Source code for qbiocode.evaluation.model_run

# ====== Base class imports ======
import os, json
import pandas as pd

# ====== Supervised CML functions imports ======
from qbiocode import compute_svc, compute_svc_opt
from qbiocode import compute_dt, compute_dt_opt
from qbiocode import compute_nb, compute_nb_opt
from qbiocode import compute_lr, compute_lr_opt
from qbiocode import compute_rf, compute_rf_opt
from qbiocode import compute_mlp, compute_mlp_opt

# ====== Supervised QML functions imports ======
from qbiocode import compute_qnn
from qbiocode import compute_qsvc
from qbiocode import compute_vqc
from qbiocode import compute_pqk

# ======= Parallelization =====
from joblib import Parallel, delayed


current_dir = os.getcwd()
compute_ml_dict = {'svc_opt' : compute_svc_opt,
                   'svc' : compute_svc,
                   'dt_opt' : compute_dt_opt,
                   'dt' : compute_dt,
                   'lr_opt' : compute_lr_opt,
                   'lr' : compute_lr,
                   'nb_opt' : compute_nb_opt,
                   'nb' : compute_nb,
                   'rf_opt' : compute_rf_opt,
                   'rf' : compute_rf,
                   'mlp_opt' : compute_mlp_opt,
                   'mlp' : compute_mlp,
                   'qsvc' : compute_qsvc,
                   'vqc' : compute_vqc,
                   'qnn' : compute_qnn,
                   'pqk' : compute_pqk
                   }


[docs]
def model_run(X_train, X_test, y_train, y_test, data_key, args):
    """This function runs the ML methods, with or without a grid search, as specified in the config.yaml file.
    It returns a python dictionary contatining these results, which can then be parsed out.

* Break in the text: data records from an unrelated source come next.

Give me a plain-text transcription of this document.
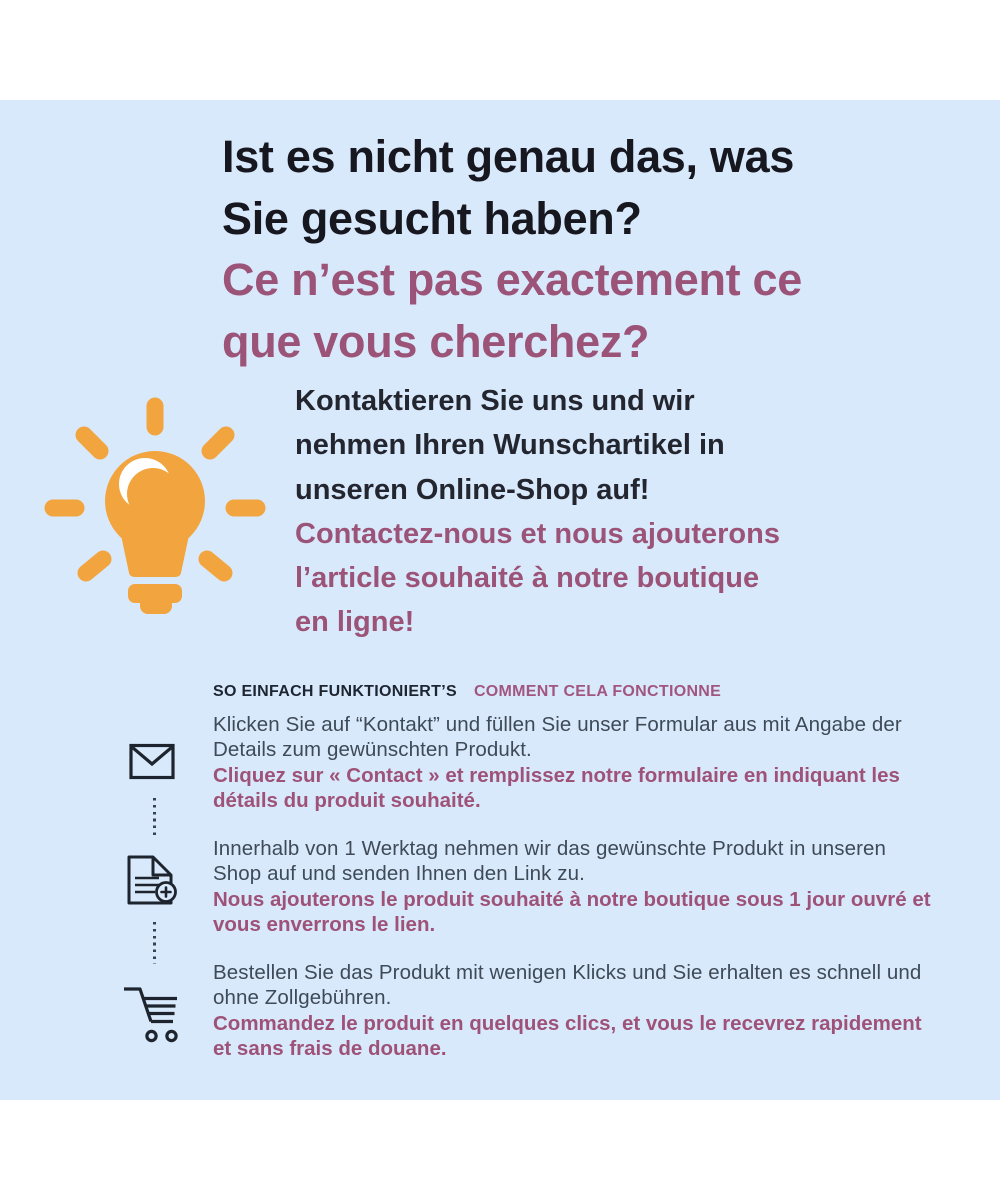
Ist es nicht genau das, was
Sie gesucht haben?
Ce n’est pas exactement ce
que vous cherchez?
Kontaktieren Sie uns und wir
nehmen Ihren Wunschartikel in
unseren Online-Shop auf!
Contactez-nous et nous ajouterons
l’article souhaité à notre boutique
en ligne!
SO EINFACH FUNKTIONIERT’S COMMENT CELA FONCTIONNE

Klicken Sie auf “Kontakt” und füllen Sie unser Formular aus mit Angabe der Details zum gewünschten Produkt.

Cliquez sur « Contact » et remplissez notre formulaire en indiquant les détails du produit souhaité.

Innerhalb von 1 Werktag nehmen wir das gewünschte Produkt in unseren Shop auf und senden Ihnen den Link zu.

Nous ajouterons le produit souhaité à notre boutique sous 1 jour ouvré et vous enverrons le lien.

Bestellen Sie das Produkt mit wenigen Klicks und Sie erhalten es schnell und ohne Zollgebühren.

Commandez le produit en quelques clics, et vous le recevrez rapidement et sans frais de douane.
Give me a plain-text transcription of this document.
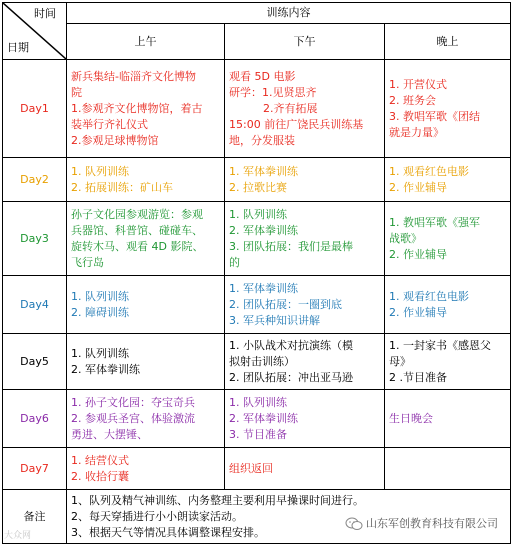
时间
日期	训练内容		
	上午	下午	晚上
Day1	新兵集结-临淄齐文化博物
院
1.参观齐文化博物馆，着古
装举行齐礼仪式
2.参观足球博物馆	观看 5D 电影
研学：1.见贤思齐
2.齐有拓展
15:00 前往广饶民兵训练基
地，分发服装	1. 开营仪式
2. 班务会
3. 教唱军歌《团结
就是力量》

Day2	1. 队列训练
2. 拓展训练：矿山车	1. 军体拳训练
2. 拉歌比赛	1. 观看红色电影
2. 作业辅导

Day3	孙子文化园参观游览：参观
兵器馆、科普馆、碰碰车、
旋转木马、观看 4D 影院、
飞行岛	1. 队列训练
2. 军体拳训练
3. 团队拓展：我们是最棒
的	1. 教唱军歌《强军
战歌》
2. 作业辅导

Day4	1. 队列训练
2. 障碍训练	1. 军体拳训练
2. 团队拓展：一圈到底
3. 军兵种知识讲解	1. 观看红色电影
2. 作业辅导

Day5	1. 队列训练
2. 军体拳训练	1. 小队战术对抗演练（模
拟射击训练）
2. 团队拓展：冲出亚马逊	1. 一封家书《感恩父
母》
2 .节目准备

Day6	1. 孙子文化园：夺宝奇兵
2. 参观兵圣宫、体验激流
勇进、大摆锤、	1. 队列训练
2. 军体拳训练
3. 节目准备	生日晚会

Day7	1. 结营仪式
2. 收拾行囊	组织返回	

备注	1、队列及精气神训练、内务整理主要利用早操课时间进行。
2、每天穿插进行小小朗读家活动。
3、根据天气等情况具体调整课程安排。		
大众网
山东军创教育科技有限公司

It is designed to run
    each of the ML methods in parallel, for each data set (this is done by calling the Parallel module in results below). 
    The arguments X_train, X_test, y_train, y_test are all passed in from the main script (qmlbench.py) as the input 
    datasets are processed, while the remaining arguments are passed from the config.yaml file. 
    
    Args:
        X_train (pd.DataFrame): Training features.
        X_test (pd.DataFrame): Testing features.
        y_train (pd.Series): Training labels.
        y_test (pd.Series): Testing labels.
        data_key (str): Key for the dataset being processed.
        args (dict): Dictionary containing configuration parameters, including:
            - model: List of models to run.
            - n_jobs: Number of parallel jobs to run.
            - grid_search: Boolean indicating whether to perform grid search.
            - cross_validation: Cross-validation strategy.
            - gridsearch_<model>_args: Arguments for grid search for each model.
            - <model>_args: Additional arguments for each model.
        
    Returns:
        model_total_result (dict): A dictionary containing the results of the models run, with keys as model names and values as their respective results.
        This dictionary can readily be converted to a Pandas Dataframe, as seen in the 'ModelResults.csv' files that are produced in the results directory
        when the main profiler is run (qbiocode-profiler.py).
    
    """
    
    # Run classical and quantum models
    n_jobs = len(args['model'])
    if 'n_jobs' in args.keys():
        n_jobs = min(args['n_jobs'], len(args['model']))
    
    grid_search = False    
    if 'grid_search' in args.keys():
        grid_search = args['grid_search']
    if grid_search:
        results = Parallel(n_jobs=n_jobs)(delayed(compute_ml_dict[method+ '_opt'])(X_train, X_test, y_train, y_test, args, model=method + '_opt',
                                                                                   cv = args['cross_validation'], 
                                                                                   **args['gridsearch_' + method + '_args'], 
                                                                                   verbose=False)
                                                                                   for method in args['model']) 
    else:
        results = Parallel(n_jobs=n_jobs)(delayed(compute_ml_dict[method])(X_train, X_test, y_train, y_test, args, model=method, data_key = data_key,
                                                                           **args[method+'_args'], verbose=False)
                                                                           for method in args['model']) 
    
    model_total_result = pd.melt(pd.concat(results)).dropna()
    model_total_result['i'] = 0
    model_total_result = model_total_result.pivot(columns="variable", values="value", index="i")
    return model_total_result.to_dict()